Saturday, November 4, 2006
HUGO CHÁVEZ is on a losing streak. This week he was forced to admit defeat in his attempt to win a seat for Venezuela on the U.N. Security Council, an embarrassing end to a campaign in which he had barnstormed the world and promised hundreds of millions of dollars in aid to countries that agreed to support him. In the past few months, three candidates backed by Mr. Chávez have failed to win in Latin American presidential elections, most recently in Ecuador. In each case the connection to the Venezuelan populist touched off a backlash from local voters.
Mr. Chávez has a shot at success this weekend in Nicaragua, where former dictator
Daniel Ortega hopes to eke out a first-round plurality over two other presidential candidates with the help of heavy Venezuelan subsidies and some ham-fisted politicking by the Bush administration.

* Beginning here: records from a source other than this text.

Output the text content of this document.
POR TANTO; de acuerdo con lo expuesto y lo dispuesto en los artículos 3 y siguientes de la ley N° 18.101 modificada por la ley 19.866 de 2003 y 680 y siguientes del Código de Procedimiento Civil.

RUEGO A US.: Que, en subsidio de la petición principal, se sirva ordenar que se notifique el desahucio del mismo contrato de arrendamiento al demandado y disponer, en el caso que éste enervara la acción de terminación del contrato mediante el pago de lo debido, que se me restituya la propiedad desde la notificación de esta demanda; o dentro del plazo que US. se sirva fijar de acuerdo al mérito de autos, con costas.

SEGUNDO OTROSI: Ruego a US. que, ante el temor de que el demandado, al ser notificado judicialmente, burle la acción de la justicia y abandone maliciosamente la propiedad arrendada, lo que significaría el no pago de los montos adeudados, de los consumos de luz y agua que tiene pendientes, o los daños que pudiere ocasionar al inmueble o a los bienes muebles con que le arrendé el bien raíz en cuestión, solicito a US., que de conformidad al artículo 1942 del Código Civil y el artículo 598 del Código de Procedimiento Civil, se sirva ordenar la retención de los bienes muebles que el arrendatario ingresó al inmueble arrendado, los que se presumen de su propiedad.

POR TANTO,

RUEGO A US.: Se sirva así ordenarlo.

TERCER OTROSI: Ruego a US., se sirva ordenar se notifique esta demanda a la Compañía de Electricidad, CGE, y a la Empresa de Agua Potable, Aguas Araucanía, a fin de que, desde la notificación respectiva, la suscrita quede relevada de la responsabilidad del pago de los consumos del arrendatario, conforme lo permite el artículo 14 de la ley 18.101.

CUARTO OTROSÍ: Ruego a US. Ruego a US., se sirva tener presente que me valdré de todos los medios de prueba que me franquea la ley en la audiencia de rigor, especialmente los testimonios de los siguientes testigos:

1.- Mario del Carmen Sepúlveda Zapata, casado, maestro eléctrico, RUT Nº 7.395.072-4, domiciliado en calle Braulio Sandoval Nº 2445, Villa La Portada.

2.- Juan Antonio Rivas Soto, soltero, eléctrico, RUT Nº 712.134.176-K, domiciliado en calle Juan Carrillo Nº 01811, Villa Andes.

The real test for Latin America's would-be revolutionary leader comes in four weeks, when he will stand for reelection as president. If Mr. Chávez wins an overwhelming mandate for a new six-year-term -- as he has frequently predicted -- he will almost certainly accelerate a concentration of power that has already given him personal control over Venezuela's legislature and judiciary as well as the once-independent state oil company. But the president is facing a surprisingly strong challenge from a state governor, Manuel Rosales, who has been energetically touring the countryside. While polls generally show Mr. Chávez ahead, some give him scarcely more than 50 percent of the vote.

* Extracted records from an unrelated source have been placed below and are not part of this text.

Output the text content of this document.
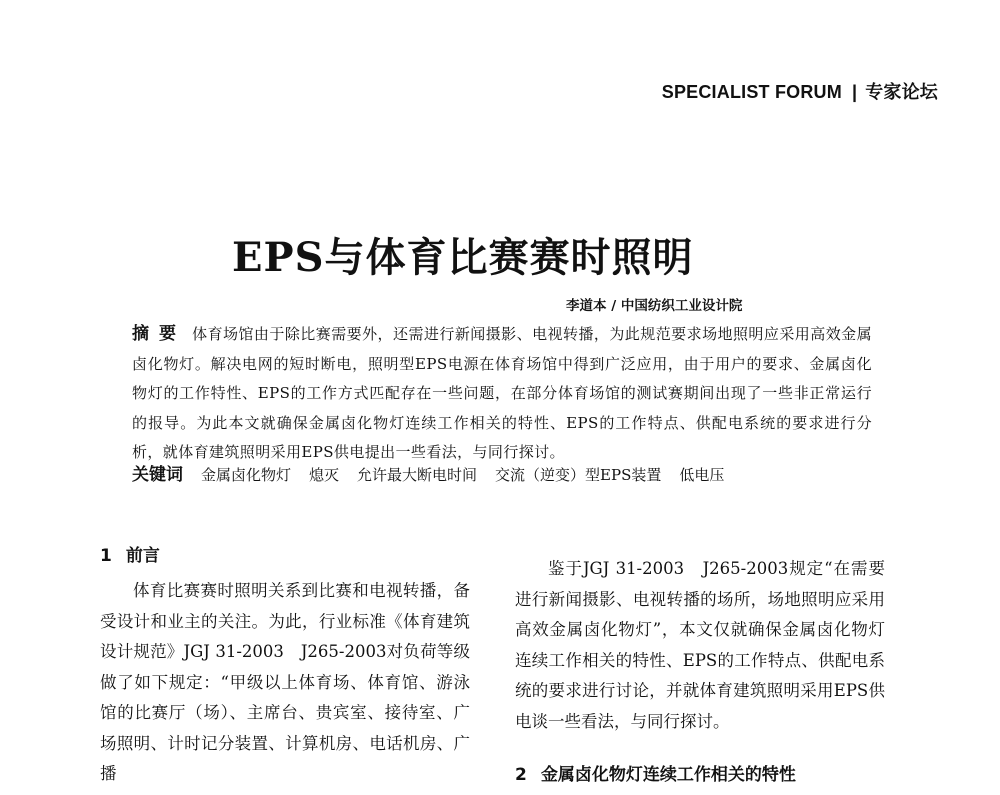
SPECIALIST FORUM | 专家论坛
EPS与体育比赛赛时照明
李道本 / 中国纺织工业设计院
摘要 体育场馆由于除比赛需要外，还需进行新闻摄影、电视转播，为此规范要求场地照明应采用高效金属卤化物灯。解决电网的短时断电，照明型EPS电源在体育场馆中得到广泛应用，由于用户的要求、金属卤化物灯的工作特性、EPS的工作方式匹配存在一些问题，在部分体育场馆的测试赛期间出现了一些非正常运行的报导。为此本文就确保金属卤化物灯连续工作相关的特性、EPS的工作特点、供配电系统的要求进行分析，就体育建筑照明采用EPS供电提出一些看法，与同行探讨。
关键词 金属卤化物灯 熄灭 允许最大断电时间 交流（逆变）型EPS装置 低电压
1 前言

体育比赛赛时照明关系到比赛和电视转播，备受设计和业主的关注。为此，行业标准《体育建筑设计规范》JGJ 31-2003　J265-2003对负荷等级做了如下规定：“甲级以上体育场、体育馆、游泳馆的比赛厅（场）、主席台、贵宾室、接待室、广场照明、计时记分装置、计算机房、电话机房、广播

鉴于JGJ 31-2003　J265-2003规定“在需要进行新闻摄影、电视转播的场所，场地照明应采用高效金属卤化物灯”，本文仅就确保金属卤化物灯连续工作相关的特性、EPS的工作特点、供配电系统的要求进行讨论，并就体育建筑照明采用EPS供电谈一些看法，与同行探讨。

2 金属卤化物灯连续工作相关的特性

That means that Venezuela's election will be one of the most important in the country's history, not only for its result but also for the way it is held. A free election, even if won by Mr. Chávez, could temper his behavior. So far, however, the chances for a fair vote look mixed at best. The government has invited observers from the European Union, the Organization of American States and the Carter Center to observe the election and the vote count, and it is negotiating access with at least one Venezuelan monitoring group.
But Mr. Chávez is taking increasingly brazen measures to tilt the playing field. Last week his government announced that 1 million state workers will receive annual bonuses equal to three months' pay immediately rather than at the end of the year. A monitoring group, Súmate, reported that Mr. Chávez's campaign time on the five national television networks exceeded that of his opponent by a 22-to-1 margin. The government's oil minister, meanwhile, delivered a speech declaring it "a crime, a counterrevolutionary act" for any manager of the company to oppose the mobilization of its 40,000 workers for Mr. Chávez. When the opposition campaign protested, Mr. Chávez threatened to revoke the licenses of television stations that reported on the controversy.
Whether such threats are carried out will depend in large part on whether the democratic governments represented by the OAS and the European Union resist Mr. Chávez's attempts to stack the election in his favor. Whether it overturns or prolongs the rule of a polarizing president, it is crucial that Venezuela's vote be free and fair.